Date Published: July 12, 2017
Publisher: Public Library of Science
Author(s): Anna Gamell, Lameck Bonaventure Luwanda, Aneth Vedastus Kalinjuma, Leila Samson, Alex John Ntamatungiro, Maja Weisser, Winfrid Gingo, Marcel Tanner, Christoph Hatz, Emilio Letang, Manuel Battegay, Charlotte Charpentier.
Strategies to improve the uptake of Prevention of Mother-To-Child Transmission of HIV (PMTCT) are needed. We integrated HIV and maternal, newborn and child health services in a One Stop Clinic to improve the PMTCT cascade in a rural Tanzanian setting.
The One Stop Clinic of Ifakara offers integral care to HIV-infected pregnant women and their families at one single place and time. All pregnant women and HIV-exposed infants attended during the first year of Option B+ implementation (04/2014-03/2015) were included. PMTCT was assessed at the antenatal clinic (ANC), HIV care and labour ward, and compared with the pre-B+ period. We also characterised HIV-infected pregnant women and evaluated the MTCT rate.
1,579 women attended the ANC. Seven (0.4%) were known to be HIV-infected. Of the remainder, 98.5% (1,548/1,572) were offered an HIV test, 94% (1,456/1,548) accepted and 38 (2.6%) tested HIV-positive. 51 were re-screened for HIV during late pregnancy and one had seroconverted. The HIV prevalence at the ANC was 3.1% (46/1,463). Of the 39 newly diagnosed women, 35 (90%) were linked to care. HIV test was offered to >98% of ANC clients during both the pre- and post-B+ periods. During the post-B+ period, test acceptance (94% versus 90.5%, p<0.0001) and linkage to care (90% versus 26%, p<0.0001) increased. Ten additional women diagnosed outside the ANC were linked to care. 82% (37/45) of these newly-enrolled women started antiretroviral treatment (ART). After a median time of 17 months, 27% (12/45) were lost to follow-up. 79 women under HIV care became pregnant and all received ART. After a median follow-up time of 19 months, 6% (5/79) had been lost. 5,727 women delivered at the hospital, 20% (1,155/5,727) had unknown HIV serostatus.

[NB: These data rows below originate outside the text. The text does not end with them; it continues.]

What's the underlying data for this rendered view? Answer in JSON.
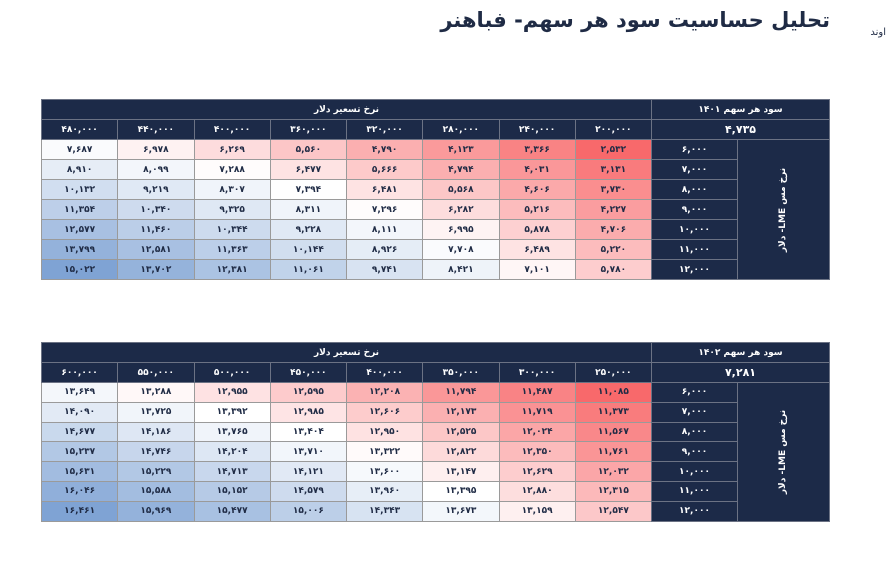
{
  "header": {
    "title": "تحلیل حساسیت سود هر سهم- فباهنر",
    "logo_text": "اوند"
  },
  "tables": [
    {
      "eps_label": "سود هر سهم ۱۴۰۱",
      "eps_value": "۴,۷۳۵",
      "col_group_label": "نرخ تسعیر دلار",
      "row_group_label": "نرخ مس LME- دلار",
      "columns": [
        "۲۰۰,۰۰۰",
        "۲۴۰,۰۰۰",
        "۲۸۰,۰۰۰",
        "۳۲۰,۰۰۰",
        "۳۶۰,۰۰۰",
        "۴۰۰,۰۰۰",
        "۴۴۰,۰۰۰",
        "۴۸۰,۰۰۰"
      ],
      "rows": [
        {
          "label": "۶,۰۰۰",
          "values": [
            "۲,۵۳۲",
            "۳,۳۶۶",
            "۴,۱۲۳",
            "۴,۷۹۰",
            "۵,۵۶۰",
            "۶,۲۶۹",
            "۶,۹۷۸",
            "۷,۶۸۷"
          ]
        },
        {
          "label": "۷,۰۰۰",
          "values": [
            "۳,۱۳۱",
            "۴,۰۳۱",
            "۴,۷۹۴",
            "۵,۶۶۶",
            "۶,۴۷۷",
            "۷,۲۸۸",
            "۸,۰۹۹",
            "۸,۹۱۰"
          ]
        },
        {
          "label": "۸,۰۰۰",
          "values": [
            "۳,۷۳۰",
            "۴,۶۰۶",
            "۵,۵۶۸",
            "۶,۴۸۱",
            "۷,۳۹۴",
            "۸,۳۰۷",
            "۹,۲۱۹",
            "۱۰,۱۳۲"
          ]
        },
        {
          "label": "۹,۰۰۰",
          "values": [
            "۴,۲۲۷",
            "۵,۲۱۶",
            "۶,۲۸۲",
            "۷,۲۹۶",
            "۸,۳۱۱",
            "۹,۳۲۵",
            "۱۰,۳۴۰",
            "۱۱,۳۵۴"
          ]
        },
        {
          "label": "۱۰,۰۰۰",
          "values": [
            "۴,۷۰۶",
            "۵,۸۷۸",
            "۶,۹۹۵",
            "۸,۱۱۱",
            "۹,۲۲۸",
            "۱۰,۳۴۴",
            "۱۱,۴۶۰",
            "۱۲,۵۷۷"
          ]
        },
        {
          "label": "۱۱,۰۰۰",
          "values": [
            "۵,۲۲۰",
            "۶,۴۸۹",
            "۷,۷۰۸",
            "۸,۹۲۶",
            "۱۰,۱۴۴",
            "۱۱,۳۶۳",
            "۱۲,۵۸۱",
            "۱۳,۷۹۹"
          ]
        },
        {
          "label": "۱۲,۰۰۰",
          "values": [
            "۵,۷۸۰",
            "۷,۱۰۱",
            "۸,۴۲۱",
            "۹,۷۴۱",
            "۱۱,۰۶۱",
            "۱۲,۳۸۱",
            "۱۳,۷۰۲",
            "۱۵,۰۲۲"
          ]
        }
      ]
    },
    {
      "eps_label": "سود هر سهم ۱۴۰۲",
      "eps_value": "۷,۲۸۱",
      "col_group_label": "نرخ تسعیر دلار",
      "row_group_label": "نرخ مس LME- دلار",
      "columns": [
        "۲۵۰,۰۰۰",
        "۳۰۰,۰۰۰",
        "۳۵۰,۰۰۰",
        "۴۰۰,۰۰۰",
        "۴۵۰,۰۰۰",
        "۵۰۰,۰۰۰",
        "۵۵۰,۰۰۰",
        "۶۰۰,۰۰۰"
      ],
      "rows": [
        {
          "label": "۶,۰۰۰",
          "values": [
            "۱۱,۰۸۵",
            "۱۱,۴۸۷",
            "۱۱,۷۹۴",
            "۱۲,۲۰۸",
            "۱۲,۵۹۵",
            "۱۲,۹۵۵",
            "۱۳,۲۸۸",
            "۱۳,۶۴۹"
          ]
        },
        {
          "label": "۷,۰۰۰",
          "values": [
            "۱۱,۳۷۳",
            "۱۱,۷۱۹",
            "۱۲,۱۷۳",
            "۱۲,۶۰۶",
            "۱۲,۹۸۵",
            "۱۳,۳۹۲",
            "۱۳,۷۲۵",
            "۱۴,۰۹۰"
          ]
        },
        {
          "label": "۸,۰۰۰",
          "values": [
            "۱۱,۵۶۷",
            "۱۲,۰۲۴",
            "۱۲,۵۲۵",
            "۱۲,۹۵۰",
            "۱۳,۴۰۴",
            "۱۳,۷۶۵",
            "۱۴,۱۸۶",
            "۱۴,۶۷۷"
          ]
        },
        {
          "label": "۹,۰۰۰",
          "values": [
            "۱۱,۷۶۱",
            "۱۲,۳۵۰",
            "۱۲,۸۲۲",
            "۱۳,۳۲۲",
            "۱۳,۷۱۰",
            "۱۴,۲۰۴",
            "۱۴,۷۴۶",
            "۱۵,۲۳۷"
          ]
        },
        {
          "label": "۱۰,۰۰۰",
          "values": [
            "۱۲,۰۳۲",
            "۱۲,۶۲۹",
            "۱۳,۱۴۷",
            "۱۳,۶۰۰",
            "۱۴,۱۲۱",
            "۱۴,۷۱۳",
            "۱۵,۲۲۹",
            "۱۵,۶۳۱"
          ]
        },
        {
          "label": "۱۱,۰۰۰",
          "values": [
            "۱۲,۳۱۵",
            "۱۲,۸۸۰",
            "۱۳,۳۹۵",
            "۱۳,۹۶۰",
            "۱۴,۵۷۹",
            "۱۵,۱۵۲",
            "۱۵,۵۸۸",
            "۱۶,۰۴۶"
          ]
        },
        {
          "label": "۱۲,۰۰۰",
          "values": [
            "۱۲,۵۴۷",
            "۱۳,۱۵۹",
            "۱۳,۶۷۳",
            "۱۴,۳۴۳",
            "۱۵,۰۰۶",
            "۱۵,۴۷۷",
            "۱۵,۹۶۹",
            "۱۶,۴۶۱"
          ]
        }
      ]
    }
  ],
  "colors": {
    "header_bg": "#1c2a48",
    "low": "#f8696b",
    "mid": "#ffffff",
    "high": "#7fa3d4"
  }
}
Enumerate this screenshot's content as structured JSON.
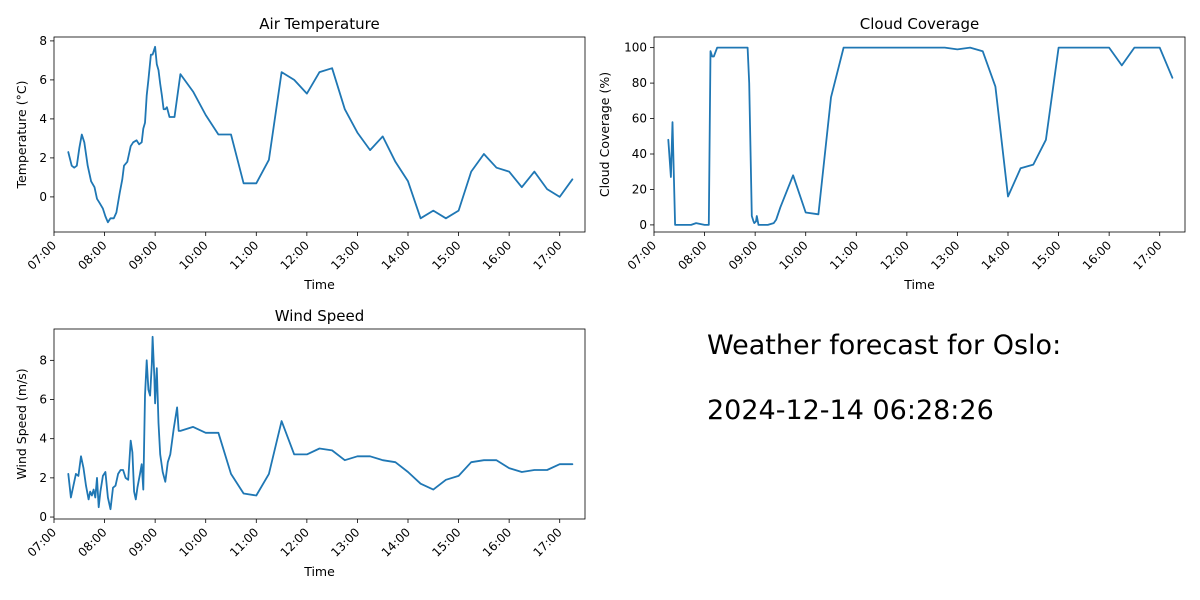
{
  "chart_data": [
    {
      "type": "line",
      "title": "Air Temperature",
      "xlabel": "Time",
      "ylabel": "Temperature (°C)",
      "color": "#1f77b4",
      "xlim": [
        "07:00",
        "17:30"
      ],
      "ylim": [
        -1.8,
        8.2
      ],
      "xticks": [
        "07:00",
        "08:00",
        "09:00",
        "10:00",
        "11:00",
        "12:00",
        "13:00",
        "14:00",
        "15:00",
        "16:00",
        "17:00"
      ],
      "yticks": [
        0,
        2,
        4,
        6,
        8
      ],
      "series": [
        {
          "x": [
            "07:17",
            "07:21",
            "07:24",
            "07:27",
            "07:30",
            "07:33",
            "07:36",
            "07:38",
            "07:40",
            "07:44",
            "07:48",
            "07:51",
            "07:54",
            "07:58",
            "08:01",
            "08:04",
            "08:07",
            "08:11",
            "08:14",
            "08:18",
            "08:21",
            "08:23",
            "08:27",
            "08:31",
            "08:34",
            "08:38",
            "08:41",
            "08:44",
            "08:46",
            "08:48",
            "08:50",
            "08:52",
            "08:55",
            "08:57",
            "09:00",
            "09:02",
            "09:04",
            "09:06",
            "09:08",
            "09:10",
            "09:12",
            "09:14",
            "09:17",
            "09:20",
            "09:23",
            "09:30",
            "09:45",
            "10:00",
            "10:15",
            "10:30",
            "10:45",
            "11:00",
            "11:15",
            "11:30",
            "11:45",
            "12:00",
            "12:15",
            "12:30",
            "12:45",
            "13:00",
            "13:15",
            "13:30",
            "13:45",
            "14:00",
            "14:15",
            "14:30",
            "14:45",
            "15:00",
            "15:15",
            "15:30",
            "15:45",
            "16:00",
            "16:15",
            "16:30",
            "16:45",
            "17:00",
            "17:15"
          ],
          "y": [
            2.3,
            1.6,
            1.5,
            1.6,
            2.5,
            3.2,
            2.8,
            2.2,
            1.6,
            0.8,
            0.5,
            -0.1,
            -0.3,
            -0.6,
            -1.0,
            -1.3,
            -1.1,
            -1.1,
            -0.8,
            0.2,
            0.9,
            1.6,
            1.8,
            2.6,
            2.8,
            2.9,
            2.7,
            2.8,
            3.5,
            3.8,
            5.2,
            6.0,
            7.3,
            7.3,
            7.7,
            6.8,
            6.5,
            5.8,
            5.2,
            4.5,
            4.5,
            4.6,
            4.1,
            4.1,
            4.1,
            6.3,
            5.4,
            4.2,
            3.2,
            3.2,
            0.7,
            0.7,
            1.9,
            6.4,
            6.0,
            5.3,
            6.4,
            6.6,
            4.5,
            3.3,
            2.4,
            3.1,
            1.8,
            0.8,
            -1.1,
            -0.7,
            -1.1,
            -0.7,
            1.3,
            2.2,
            1.5,
            1.3,
            0.5,
            1.3,
            0.4,
            0.0,
            0.9
          ]
        }
      ]
    },
    {
      "type": "line",
      "title": "Cloud Coverage",
      "xlabel": "Time",
      "ylabel": "Cloud Coverage (%)",
      "color": "#1f77b4",
      "xlim": [
        "07:00",
        "17:30"
      ],
      "ylim": [
        -4,
        106
      ],
      "xticks": [
        "07:00",
        "08:00",
        "09:00",
        "10:00",
        "11:00",
        "12:00",
        "13:00",
        "14:00",
        "15:00",
        "16:00",
        "17:00"
      ],
      "yticks": [
        0,
        20,
        40,
        60,
        80,
        100
      ],
      "series": [
        {
          "x": [
            "07:17",
            "07:20",
            "07:22",
            "07:25",
            "07:33",
            "07:38",
            "07:44",
            "07:50",
            "08:00",
            "08:05",
            "08:07",
            "08:09",
            "08:11",
            "08:15",
            "08:25",
            "08:35",
            "08:43",
            "08:51",
            "08:53",
            "08:56",
            "08:58",
            "08:59",
            "09:01",
            "09:02",
            "09:04",
            "09:06",
            "09:15",
            "09:22",
            "09:25",
            "09:30",
            "09:45",
            "10:00",
            "10:15",
            "10:30",
            "10:45",
            "11:00",
            "11:15",
            "11:30",
            "11:45",
            "12:00",
            "12:15",
            "12:30",
            "12:45",
            "13:00",
            "13:15",
            "13:30",
            "13:45",
            "14:00",
            "14:15",
            "14:30",
            "14:45",
            "15:00",
            "15:15",
            "15:30",
            "15:45",
            "16:00",
            "16:15",
            "16:30",
            "16:45",
            "17:00",
            "17:15"
          ],
          "y": [
            48,
            27,
            58,
            0,
            0,
            0,
            0,
            1,
            0,
            0,
            98,
            95,
            95,
            100,
            100,
            100,
            100,
            100,
            80,
            5,
            2,
            1,
            2,
            5,
            0,
            0,
            0,
            1,
            3,
            10,
            28,
            7,
            6,
            72,
            100,
            100,
            100,
            100,
            100,
            100,
            100,
            100,
            100,
            99,
            100,
            98,
            78,
            16,
            32,
            34,
            48,
            100,
            100,
            100,
            100,
            100,
            90,
            100,
            100,
            100,
            83
          ]
        }
      ]
    },
    {
      "type": "line",
      "title": "Wind Speed",
      "xlabel": "Time",
      "ylabel": "Wind Speed (m/s)",
      "color": "#1f77b4",
      "xlim": [
        "07:00",
        "17:30"
      ],
      "ylim": [
        -0.1,
        9.6
      ],
      "xticks": [
        "07:00",
        "08:00",
        "09:00",
        "10:00",
        "11:00",
        "12:00",
        "13:00",
        "14:00",
        "15:00",
        "16:00",
        "17:00"
      ],
      "yticks": [
        0,
        2,
        4,
        6,
        8
      ],
      "series": [
        {
          "x": [
            "07:17",
            "07:20",
            "07:23",
            "07:26",
            "07:29",
            "07:32",
            "07:35",
            "07:38",
            "07:41",
            "07:43",
            "07:45",
            "07:47",
            "07:49",
            "07:51",
            "07:53",
            "07:55",
            "07:58",
            "08:01",
            "08:04",
            "08:07",
            "08:10",
            "08:13",
            "08:16",
            "08:19",
            "08:22",
            "08:25",
            "08:28",
            "08:31",
            "08:33",
            "08:35",
            "08:37",
            "08:39",
            "08:42",
            "08:44",
            "08:46",
            "08:48",
            "08:50",
            "08:52",
            "08:54",
            "08:56",
            "08:57",
            "08:59",
            "09:00",
            "09:02",
            "09:04",
            "09:06",
            "09:09",
            "09:12",
            "09:15",
            "09:18",
            "09:22",
            "09:26",
            "09:28",
            "09:30",
            "09:45",
            "10:00",
            "10:15",
            "10:30",
            "10:45",
            "11:00",
            "11:15",
            "11:30",
            "11:45",
            "12:00",
            "12:15",
            "12:30",
            "12:45",
            "13:00",
            "13:15",
            "13:30",
            "13:45",
            "14:00",
            "14:15",
            "14:30",
            "14:45",
            "15:00",
            "15:15",
            "15:30",
            "15:45",
            "16:00",
            "16:15",
            "16:30",
            "16:45",
            "17:00",
            "17:15"
          ],
          "y": [
            2.2,
            1.0,
            1.6,
            2.2,
            2.1,
            3.1,
            2.5,
            1.6,
            0.9,
            1.3,
            1.1,
            1.4,
            1.0,
            2.0,
            0.5,
            1.3,
            2.1,
            2.3,
            1.0,
            0.4,
            1.5,
            1.6,
            2.2,
            2.4,
            2.4,
            2.0,
            1.9,
            3.9,
            3.3,
            1.3,
            0.9,
            1.5,
            2.2,
            2.7,
            1.4,
            6.2,
            8.0,
            6.5,
            6.2,
            7.8,
            9.2,
            7.2,
            5.8,
            7.6,
            4.8,
            3.2,
            2.3,
            1.8,
            2.8,
            3.2,
            4.5,
            5.6,
            4.4,
            4.4,
            4.6,
            4.3,
            4.3,
            2.2,
            1.2,
            1.1,
            2.2,
            4.9,
            3.2,
            3.2,
            3.5,
            3.4,
            2.9,
            3.1,
            3.1,
            2.9,
            2.8,
            2.3,
            1.7,
            1.4,
            1.9,
            2.1,
            2.8,
            2.9,
            2.9,
            2.5,
            2.3,
            2.4,
            2.4,
            2.7,
            2.7
          ]
        }
      ]
    }
  ],
  "forecast": {
    "line1": "Weather forecast for Oslo:",
    "line2": "2024-12-14 06:28:26"
  }
}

Of these, 30% (345/1,155) were tested for HIV, and 18/345 (5.2%) were HIV-positive. Compared to the pre-B+ period more women were tested during labour (30% versus 2.4%, p<0.0001). During the study, the MTCT rate was 2.2%. The implementation of Option B+ through an integrated service delivery model resulted in universal HIV testing in the ANC, high rates of linkage to care, and MTCT below the elimination threshold. However, HIV testing in late pregnancy and labour, and retention during early ART need to be improved.
Mother-To-Child Transmission (MTCT) accounts for over 90% of new paediatric HIV infections . The World Health Organization (WHO) has issued several prevention of MTCT (PMTCT) recommendations for low and middle-income countries since 2001 [2,3]. As a result of the scale-up of PMTCT interventions, there has been a 70% decline of new HIV infections among children between 2000 and 2015 . However, in 2015, 23% of HIV-infected pregnant women did not receive effective antiretroviral regimens for PMTCT and 150,000 children acquired HIV .
This is a prospective cohort study describing the PMTCT cascade and uptake of Option B+ guidelines in the SFRH. The uptake of PMTCT recommendations was compared with the one previously described in 2012 . We also assessed the MTCT rate, characterised HIV-infected mothers and analyzed the differences between newly diagnosed pregnant women and women who became pregnant while being under HIV care.
This is the first study to evaluate the Option B+ cascade in Tanzania. Option B+ delivered through the One Stop Clinic model dramatically improved linkage to HIV care after diagnosis in the ANC and resulted in over 90% of enrolled women receiving ART. Retention throughout the PMTCT pathway was challenging for newly diagnosed HIV-infected pregnant women. The observed MTCT rate (2.2%) was below the national average (9%) and the threshold established for elimination of MTCT of HIV in breastfeeding populations (5%) . Nevertheless, gaps such as the poor uptake of HIV testing in the labour ward and an almost inexistent HIV re-screening during late pregnancy remained and need to be urgently addressed.
In summary, Option B+ was successfully implemented in this rural African setting through an integrated service delivery model. Most diagnosed women were linked into HIV care, received appropriate ART and the MTCT rate was below 5%. However, important testing gaps that may have left women undiagnosed were observed. The One Stop Clinic is a feasible, inexpensive and scalable Option B+ delivery model that could be extrapolated to similar rural settings. Despite the success, caution is warranted and additional strategies to ensure universal HIV testing for pregnant and delivering women and to improve early ART retention of newly diagnosed women are crucially needed.